Karen's Korner

Elegant Park Lane: A Man and Memories

Karen Brady

Buffalo Evening News
October 20, 1971

It's funny - how much we take good things for granted.

Good things like the Park Lane Restaurant.

We seldom think of them till they're gone.

And then we're stuck to find how much they've meant. To so many of us. In different ways. At different times.

I'm sure that's why this week you can't go anywhere without hearing reminiscences about the Park Lane.

It was destroyed by fire on Sunday. And even though it will be rebuilt - it will never be the same. For me anyhow.

I guess because my own memories of the gracious restaurant are early ones, not late ones: I spent a remembered part of my childhood there.

I had my first dinner "out" at the Park Lane. I remember I ordered peanut butter and jelly. On toast. And the waiter didn't blink. He just brought it. All three layers of it, held together by fancy toothpicks, the kind with pastel-colored "hats" on. And I took all the toothpicks home.

I also had my hand kissed for the first time at the Park Lane. By a wonderfully tall gentleman who was of course Peter Gust Economou. My mother couldn't get me to wash that hand for the better part of a day.

And then there was the very first Christmas that I can recall. The whole family went to the Park Lane, down a full corridor of real, lighted Christmas trees - to visit my maternal grandparents.

They lived in the Park Lane Apartments at the time and that is how I came to know the restaurant when I was still very small...

As I grew older, my grandmother gave me birthday parties in the restaurant. Much anticipated parties with everything from gingerale with cherries to turkey divan and cashews and a little musical birthday cake that Mr. Gust himself brought out once. So he could have everyone in the restaurant sing to me...

My friends remember other things.

They remembers the magic of Christmas and summer as you approached the restaurant and saw Gates Circle - ringed with lighted trees, or gushing fountains.

They remember champagne cocktails and engagement gatherings, wedding parties and Sunday brunches. They remember the great glass window that faced Gates Circle from the restaurants, and the great glass mirrors on the walls of the main dining room. They remember the double staircase that led two ways to the banquet rooms upstairs.

My father remembers meeting Peter Gust for the first time, in the early thirties. My father was making arrangements for a fraternity dinner at the restaurant...

And I remember the day I spent with Peter Gust almost four years ago - talking about the restaurant and the delight Mr. Gust has always found in its food.

"We eat with our eyes, not just our sense of taste," he told me. "Food has so much color and eye appeal, it it is beautifully prepared. Its very sight should stimulate the appetite."

And then the elegant Mr. Gust, who in 1953 spent nine days at the Buckingham Palace State banquets, took me to his office to give me an idea of all the work, thought and joy that went into planning a party menu for a Park Lane affair.

"Nothing," said Mr. Gust, "is more important to the party than the menu...Guests form their impression of a party the moment they arrive. And any food that is set out must be beautiful to look at. It must make them want to eat it."

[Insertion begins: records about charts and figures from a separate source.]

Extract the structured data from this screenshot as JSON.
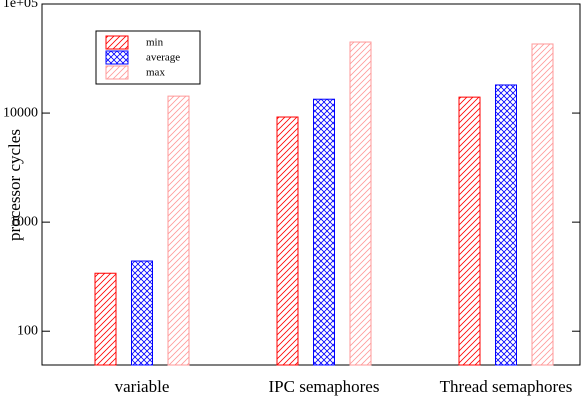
{
  "chart_data": {
    "type": "bar",
    "ylabel": "processor cycles",
    "categories": [
      "variable",
      "IPC semaphores",
      "Thread semaphores"
    ],
    "series": [
      {
        "name": "min",
        "color": "#ff0000",
        "hatch": "diagonal",
        "values": [
          340,
          9200,
          14000
        ]
      },
      {
        "name": "average",
        "color": "#0000ff",
        "hatch": "cross",
        "values": [
          440,
          13400,
          18100
        ]
      },
      {
        "name": "max",
        "color": "#ff9999",
        "hatch": "diagonal",
        "values": [
          14300,
          44800,
          43000
        ]
      }
    ],
    "ylim": [
      49,
      100000
    ],
    "yticks": [
      100,
      1000,
      10000,
      {
        "value": 100000,
        "label": "1e+05"
      }
    ],
    "log_y": true,
    "legend": "upper left"
  }
}
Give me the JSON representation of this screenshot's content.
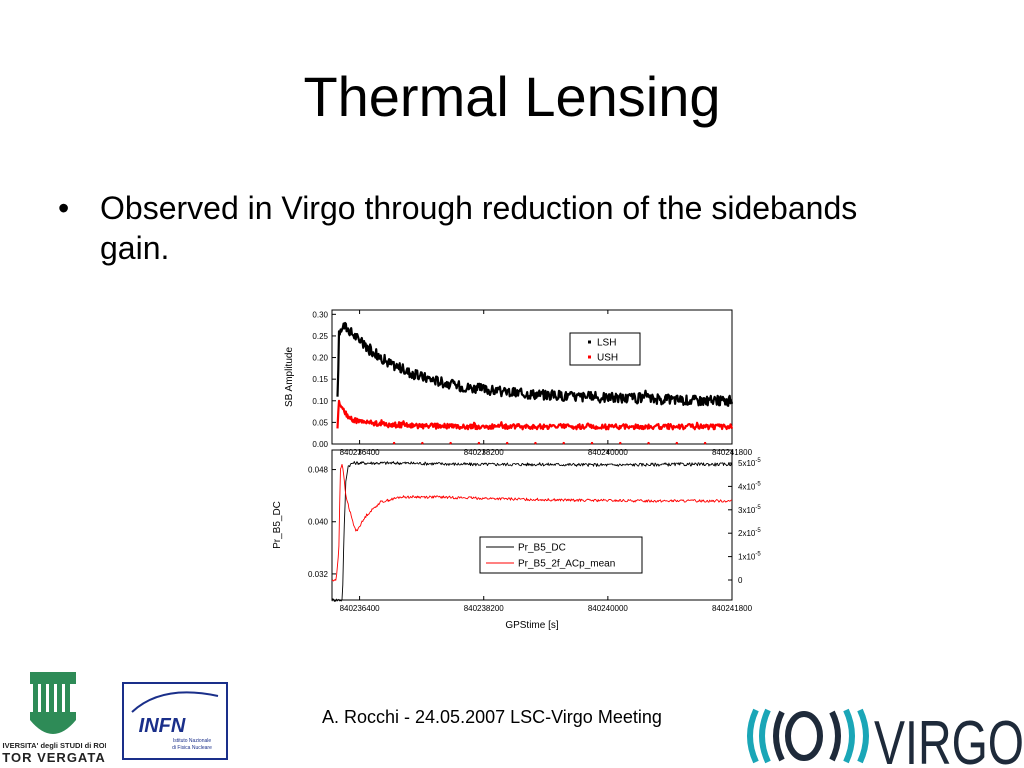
{
  "slide": {
    "title": "Thermal Lensing",
    "bullet_symbol": "•",
    "bullet_text": "Observed in Virgo through reduction of the sidebands gain.",
    "footer": "A. Rocchi - 24.05.2007 LSC-Virgo Meeting"
  },
  "logos": {
    "tor_vergata": {
      "line1": "UNIVERSITA' degli STUDI di ROMA",
      "line2": "TOR VERGATA",
      "color": "#2e8b57"
    },
    "infn": {
      "name": "INFN",
      "sub1": "Istituto Nazionale",
      "sub2": "di Fisica Nucleare",
      "color": "#1a2f8a"
    },
    "virgo": {
      "name": "VIRGO",
      "color": "#1e2a3a",
      "accent": "#1aa6b7"
    }
  },
  "chart_data": [
    {
      "type": "line",
      "ylabel": "SB Amplitude",
      "xlim": [
        840236000,
        840241800
      ],
      "ylim": [
        0.0,
        0.31
      ],
      "xticks": [
        "840236400",
        "840238200",
        "840240000",
        "840241800"
      ],
      "yticks": [
        "0.00",
        "0.05",
        "0.10",
        "0.15",
        "0.20",
        "0.25",
        "0.30"
      ],
      "legend_position": "top-right",
      "series": [
        {
          "name": "LSH",
          "color": "#000000",
          "x": [
            840236080,
            840236100,
            840236150,
            840236200,
            840236300,
            840236500,
            840236800,
            840237200,
            840237800,
            840238500,
            840239500,
            840240500,
            840241500,
            840241800
          ],
          "y": [
            0.1,
            0.25,
            0.275,
            0.27,
            0.255,
            0.225,
            0.19,
            0.16,
            0.135,
            0.12,
            0.11,
            0.105,
            0.1,
            0.1
          ]
        },
        {
          "name": "USH",
          "color": "#ff0000",
          "x": [
            840236080,
            840236100,
            840236130,
            840236200,
            840236300,
            840236500,
            840236800,
            840237200,
            840238000,
            840239000,
            840240000,
            840241000,
            840241800
          ],
          "y": [
            0.04,
            0.1,
            0.09,
            0.07,
            0.055,
            0.05,
            0.045,
            0.042,
            0.04,
            0.04,
            0.04,
            0.04,
            0.04
          ]
        }
      ]
    },
    {
      "type": "line",
      "ylabel": "Pr_B5_DC",
      "xlabel": "GPStime [s]",
      "xlim": [
        840236000,
        840241800
      ],
      "ylim": [
        0.028,
        0.051
      ],
      "xticks": [
        "840236400",
        "840238200",
        "840240000",
        "840241800"
      ],
      "yticks": [
        "0.032",
        "0.040",
        "0.048"
      ],
      "y2ticks": [
        "0",
        "1x10",
        "2x10",
        "3x10",
        "4x10",
        "5x10"
      ],
      "y2_exponent": "-5",
      "legend_position": "bottom-center",
      "series": [
        {
          "name": "Pr_B5_DC",
          "color": "#000000",
          "x": [
            840236000,
            840236150,
            840236180,
            840236200,
            840236230,
            840236300,
            840236500,
            840237000,
            840238000,
            840239000,
            840240000,
            840241000,
            840241800
          ],
          "y": [
            0.028,
            0.028,
            0.04,
            0.046,
            0.0485,
            0.049,
            0.049,
            0.049,
            0.0488,
            0.0488,
            0.0487,
            0.0488,
            0.0488
          ]
        },
        {
          "name": "Pr_B5_2f_ACp_mean",
          "color": "#ff0000",
          "x": [
            840236000,
            840236060,
            840236100,
            840236120,
            840236150,
            840236200,
            840236300,
            840236350,
            840236500,
            840236700,
            840237000,
            840237500,
            840238500,
            840239500,
            840240500,
            840241500,
            840241800
          ],
          "y": [
            0.031,
            0.031,
            0.036,
            0.048,
            0.049,
            0.044,
            0.04,
            0.0385,
            0.041,
            0.043,
            0.0438,
            0.0438,
            0.0435,
            0.0433,
            0.0432,
            0.0432,
            0.0432
          ]
        }
      ]
    }
  ]
}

Mr. Gust gave examples from his head of perfectly balanced party fare, none of it too filling or too fattening - from fancily prepared fresh fruit in season to an entree under glass and an exotic spun-sugared dessert.

He loved talking about all these things and he loved talking about the Park Lane where he had already spent 40 years of culinary creation and tender supervision over the foods prepared there.

And then the Greek-born Mr. Gust, a member of every recognized food group you could imagine in the world, had to go back to the restaurant he knew and loved.

And it was sad to me that on Sunday he had to watch that clean, decorous, gracious restaurant go up in flames.

But just the same I think there's a certain beauty that memory brings to such a sudden ending to a restaurant that has meant many things to many of us.

We won't forget it. We can't forget it. Even if each of us remembers the beautiful old Norton home, a restaurant since the early '20s, in a different way.

It's just funny - how much we took it for granted before it was gone. As if its big chef's salads with the special "Peter Gust Dressing," and its parties and banquets and weddings and brunches would go on and one in Buffalo. Just that way. And forever.